The Task Force on Low-Carbon Economic Prosperity, convened by the World Economic Forum at the invitation of Prime Minister Gordon Brown at the Annual Meeting in Davos-Klosters 2009, brings together over 80 global companies and over 40 experts and organizations.
As governments of the major economies are gearing up to spend a combined amount of about US$ 3 trillion to stimulate growth, one thing is crystal clear: to ensure our future prosperity, we need a high-growth and low-carbon economy. To that end, a set of practical policies and incentives is urgently required to help remove the obstacles to more low-carbon finance and technology. This will enable green recovery packages to have maximum impact both in the short-term and into the future. But this is not a task for governments alone.
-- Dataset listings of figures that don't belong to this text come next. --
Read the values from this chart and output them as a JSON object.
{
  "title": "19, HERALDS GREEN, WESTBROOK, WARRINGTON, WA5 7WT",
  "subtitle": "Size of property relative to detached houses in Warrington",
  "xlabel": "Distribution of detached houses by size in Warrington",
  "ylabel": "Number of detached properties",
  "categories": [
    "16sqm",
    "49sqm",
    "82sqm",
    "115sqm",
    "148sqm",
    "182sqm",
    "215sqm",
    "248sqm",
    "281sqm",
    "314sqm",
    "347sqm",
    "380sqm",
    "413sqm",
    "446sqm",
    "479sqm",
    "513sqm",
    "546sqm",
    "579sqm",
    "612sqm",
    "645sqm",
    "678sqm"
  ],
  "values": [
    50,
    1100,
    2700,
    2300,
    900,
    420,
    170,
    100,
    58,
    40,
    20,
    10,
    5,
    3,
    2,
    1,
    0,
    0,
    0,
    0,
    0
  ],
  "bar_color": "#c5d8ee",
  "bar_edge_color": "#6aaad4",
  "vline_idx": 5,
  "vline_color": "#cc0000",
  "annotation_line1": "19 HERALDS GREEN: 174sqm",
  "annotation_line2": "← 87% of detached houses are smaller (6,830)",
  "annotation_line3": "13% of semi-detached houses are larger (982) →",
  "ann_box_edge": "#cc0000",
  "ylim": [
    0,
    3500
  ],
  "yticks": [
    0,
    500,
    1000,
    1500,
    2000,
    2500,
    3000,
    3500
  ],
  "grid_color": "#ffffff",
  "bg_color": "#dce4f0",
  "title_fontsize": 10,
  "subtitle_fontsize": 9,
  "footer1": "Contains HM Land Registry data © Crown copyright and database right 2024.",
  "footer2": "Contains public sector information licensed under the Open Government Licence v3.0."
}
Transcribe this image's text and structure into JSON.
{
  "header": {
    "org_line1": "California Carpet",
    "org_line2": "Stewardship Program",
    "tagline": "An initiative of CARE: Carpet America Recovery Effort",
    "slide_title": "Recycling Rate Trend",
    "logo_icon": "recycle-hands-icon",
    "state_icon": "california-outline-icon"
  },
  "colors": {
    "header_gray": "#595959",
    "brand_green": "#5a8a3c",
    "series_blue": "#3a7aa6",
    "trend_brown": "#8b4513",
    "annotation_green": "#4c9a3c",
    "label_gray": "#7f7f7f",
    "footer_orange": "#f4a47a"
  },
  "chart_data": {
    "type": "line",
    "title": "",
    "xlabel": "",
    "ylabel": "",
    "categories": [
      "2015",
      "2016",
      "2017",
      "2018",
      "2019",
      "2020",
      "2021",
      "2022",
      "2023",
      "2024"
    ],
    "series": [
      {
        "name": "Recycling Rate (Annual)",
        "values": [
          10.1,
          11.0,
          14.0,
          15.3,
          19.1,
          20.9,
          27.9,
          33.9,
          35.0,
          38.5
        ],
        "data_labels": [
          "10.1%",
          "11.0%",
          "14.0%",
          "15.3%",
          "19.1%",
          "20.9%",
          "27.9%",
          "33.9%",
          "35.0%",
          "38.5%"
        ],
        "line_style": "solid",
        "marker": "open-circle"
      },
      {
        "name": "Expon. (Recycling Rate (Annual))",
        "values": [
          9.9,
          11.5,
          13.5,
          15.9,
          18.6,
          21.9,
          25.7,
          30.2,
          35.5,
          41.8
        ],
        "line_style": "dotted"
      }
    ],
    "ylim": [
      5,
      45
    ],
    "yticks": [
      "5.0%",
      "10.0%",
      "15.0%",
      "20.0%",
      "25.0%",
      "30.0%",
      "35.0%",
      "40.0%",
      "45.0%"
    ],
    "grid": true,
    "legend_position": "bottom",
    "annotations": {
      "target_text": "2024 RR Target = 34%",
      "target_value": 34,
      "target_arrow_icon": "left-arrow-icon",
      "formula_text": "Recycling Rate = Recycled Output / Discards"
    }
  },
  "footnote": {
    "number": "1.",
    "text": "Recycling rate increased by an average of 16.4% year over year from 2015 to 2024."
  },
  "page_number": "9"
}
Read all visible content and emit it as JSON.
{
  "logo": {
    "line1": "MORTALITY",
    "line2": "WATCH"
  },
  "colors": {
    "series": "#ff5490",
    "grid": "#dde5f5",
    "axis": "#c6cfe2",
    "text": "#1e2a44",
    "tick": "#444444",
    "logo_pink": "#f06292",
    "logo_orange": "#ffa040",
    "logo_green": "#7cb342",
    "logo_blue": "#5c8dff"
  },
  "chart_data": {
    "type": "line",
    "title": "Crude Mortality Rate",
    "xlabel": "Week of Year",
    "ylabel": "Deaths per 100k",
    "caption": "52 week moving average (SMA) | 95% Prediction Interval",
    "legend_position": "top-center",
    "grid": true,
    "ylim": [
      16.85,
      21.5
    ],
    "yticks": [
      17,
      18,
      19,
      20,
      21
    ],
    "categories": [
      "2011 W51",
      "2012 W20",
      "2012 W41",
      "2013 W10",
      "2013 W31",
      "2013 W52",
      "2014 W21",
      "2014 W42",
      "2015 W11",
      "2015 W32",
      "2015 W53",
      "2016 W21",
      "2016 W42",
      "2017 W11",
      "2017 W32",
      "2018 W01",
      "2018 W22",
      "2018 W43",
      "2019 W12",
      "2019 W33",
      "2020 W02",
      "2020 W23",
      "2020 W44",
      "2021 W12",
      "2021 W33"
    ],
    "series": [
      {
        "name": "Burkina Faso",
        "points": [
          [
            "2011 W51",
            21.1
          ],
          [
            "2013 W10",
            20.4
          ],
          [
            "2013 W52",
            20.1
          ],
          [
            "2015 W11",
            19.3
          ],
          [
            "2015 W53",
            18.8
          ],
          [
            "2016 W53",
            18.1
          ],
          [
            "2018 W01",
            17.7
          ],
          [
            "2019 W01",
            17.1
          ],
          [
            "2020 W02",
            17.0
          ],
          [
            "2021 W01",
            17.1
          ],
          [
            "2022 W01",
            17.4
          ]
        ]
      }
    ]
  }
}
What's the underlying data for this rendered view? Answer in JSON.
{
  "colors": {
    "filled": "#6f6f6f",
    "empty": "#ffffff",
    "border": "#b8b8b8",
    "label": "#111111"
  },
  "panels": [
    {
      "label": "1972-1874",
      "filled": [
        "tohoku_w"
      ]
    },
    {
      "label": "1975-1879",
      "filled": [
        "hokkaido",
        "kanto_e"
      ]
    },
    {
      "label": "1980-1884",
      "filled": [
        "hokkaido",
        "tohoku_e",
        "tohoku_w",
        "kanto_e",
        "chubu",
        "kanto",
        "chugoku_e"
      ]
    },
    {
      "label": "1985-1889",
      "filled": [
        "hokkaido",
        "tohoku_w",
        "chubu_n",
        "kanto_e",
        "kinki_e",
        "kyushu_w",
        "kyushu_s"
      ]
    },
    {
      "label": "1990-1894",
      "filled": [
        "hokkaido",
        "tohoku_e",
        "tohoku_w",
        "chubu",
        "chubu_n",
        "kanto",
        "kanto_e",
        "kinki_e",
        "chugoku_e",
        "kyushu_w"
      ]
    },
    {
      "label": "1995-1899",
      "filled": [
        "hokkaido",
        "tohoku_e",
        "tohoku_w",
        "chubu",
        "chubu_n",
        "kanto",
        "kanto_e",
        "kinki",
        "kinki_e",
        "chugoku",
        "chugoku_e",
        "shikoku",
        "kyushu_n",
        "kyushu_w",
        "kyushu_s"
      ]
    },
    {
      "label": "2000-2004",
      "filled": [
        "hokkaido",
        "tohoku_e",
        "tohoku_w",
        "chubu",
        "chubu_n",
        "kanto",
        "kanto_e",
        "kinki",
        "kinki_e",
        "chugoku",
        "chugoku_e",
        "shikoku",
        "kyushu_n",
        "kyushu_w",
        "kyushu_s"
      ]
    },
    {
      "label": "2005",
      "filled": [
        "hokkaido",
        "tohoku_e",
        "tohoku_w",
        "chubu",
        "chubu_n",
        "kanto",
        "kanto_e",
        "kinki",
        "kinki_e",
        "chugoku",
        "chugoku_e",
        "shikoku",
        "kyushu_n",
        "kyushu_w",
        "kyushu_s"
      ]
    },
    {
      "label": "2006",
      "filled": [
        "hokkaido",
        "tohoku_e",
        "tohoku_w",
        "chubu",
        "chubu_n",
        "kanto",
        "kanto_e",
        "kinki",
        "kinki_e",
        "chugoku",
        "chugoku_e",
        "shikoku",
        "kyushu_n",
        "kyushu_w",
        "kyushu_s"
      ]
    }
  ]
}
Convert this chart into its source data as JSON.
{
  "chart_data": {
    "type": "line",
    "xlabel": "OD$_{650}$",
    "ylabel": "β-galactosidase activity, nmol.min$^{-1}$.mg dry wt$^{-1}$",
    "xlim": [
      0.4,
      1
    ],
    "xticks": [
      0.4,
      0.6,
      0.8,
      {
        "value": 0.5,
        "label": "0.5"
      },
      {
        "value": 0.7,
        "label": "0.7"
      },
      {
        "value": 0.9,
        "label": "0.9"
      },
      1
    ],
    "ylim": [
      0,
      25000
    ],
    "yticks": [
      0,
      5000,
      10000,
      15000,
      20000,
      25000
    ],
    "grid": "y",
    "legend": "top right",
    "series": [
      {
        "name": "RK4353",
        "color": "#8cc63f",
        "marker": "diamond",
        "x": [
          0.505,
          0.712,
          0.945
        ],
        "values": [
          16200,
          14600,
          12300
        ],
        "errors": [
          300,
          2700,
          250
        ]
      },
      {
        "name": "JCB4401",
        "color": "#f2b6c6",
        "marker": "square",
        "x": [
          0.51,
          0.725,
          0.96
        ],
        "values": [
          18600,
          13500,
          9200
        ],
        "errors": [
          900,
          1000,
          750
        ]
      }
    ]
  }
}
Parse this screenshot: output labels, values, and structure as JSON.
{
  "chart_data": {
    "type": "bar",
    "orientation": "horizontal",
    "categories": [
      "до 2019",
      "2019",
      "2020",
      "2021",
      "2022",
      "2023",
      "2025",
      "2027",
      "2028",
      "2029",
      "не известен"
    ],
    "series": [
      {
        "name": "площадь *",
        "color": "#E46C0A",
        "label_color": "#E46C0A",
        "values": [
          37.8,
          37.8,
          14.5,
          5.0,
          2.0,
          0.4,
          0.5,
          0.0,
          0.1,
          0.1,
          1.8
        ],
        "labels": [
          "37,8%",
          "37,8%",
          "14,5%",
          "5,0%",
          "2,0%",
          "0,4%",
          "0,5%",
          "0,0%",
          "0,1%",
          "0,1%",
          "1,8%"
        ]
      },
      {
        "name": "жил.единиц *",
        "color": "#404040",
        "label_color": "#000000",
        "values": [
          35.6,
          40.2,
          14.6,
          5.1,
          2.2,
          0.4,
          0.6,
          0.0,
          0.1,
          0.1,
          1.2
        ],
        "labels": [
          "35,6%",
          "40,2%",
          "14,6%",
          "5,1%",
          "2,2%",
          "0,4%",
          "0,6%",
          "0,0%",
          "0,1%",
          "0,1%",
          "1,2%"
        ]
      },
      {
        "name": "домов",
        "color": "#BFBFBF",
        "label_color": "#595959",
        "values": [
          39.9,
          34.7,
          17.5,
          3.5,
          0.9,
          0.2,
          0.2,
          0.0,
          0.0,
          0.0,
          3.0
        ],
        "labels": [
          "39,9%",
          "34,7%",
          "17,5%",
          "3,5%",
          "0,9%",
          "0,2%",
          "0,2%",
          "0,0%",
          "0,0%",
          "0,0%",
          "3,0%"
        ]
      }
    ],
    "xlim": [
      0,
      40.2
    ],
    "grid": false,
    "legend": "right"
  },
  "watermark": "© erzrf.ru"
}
As the key delivery agent of low-carbon investment, innovation, products and services, business needs to have a voice at the table.
Post Copenhagen, governments are urgently seeking practical and scalable public-private models for “bottom-up” low-carbon growth, especially in developing countries.
Finding ways to mobilize sufficient investment and technological deployment from the private sector is at the heart of this search.
The initiative aims to find scalable models that crowd in private finance for low carbon infrastructure, based on significant case studies; develop large-scale, replicable pilot projects that can draw theprivate sector into sustainable land use and forestry (REDD+) projects; and build a new community of sustainable energy partners within the Forum. At the invitation of the Government of Mexico, findings from this work will be presented and discussed at the Cancun climate meeting (COP16) later in 2010.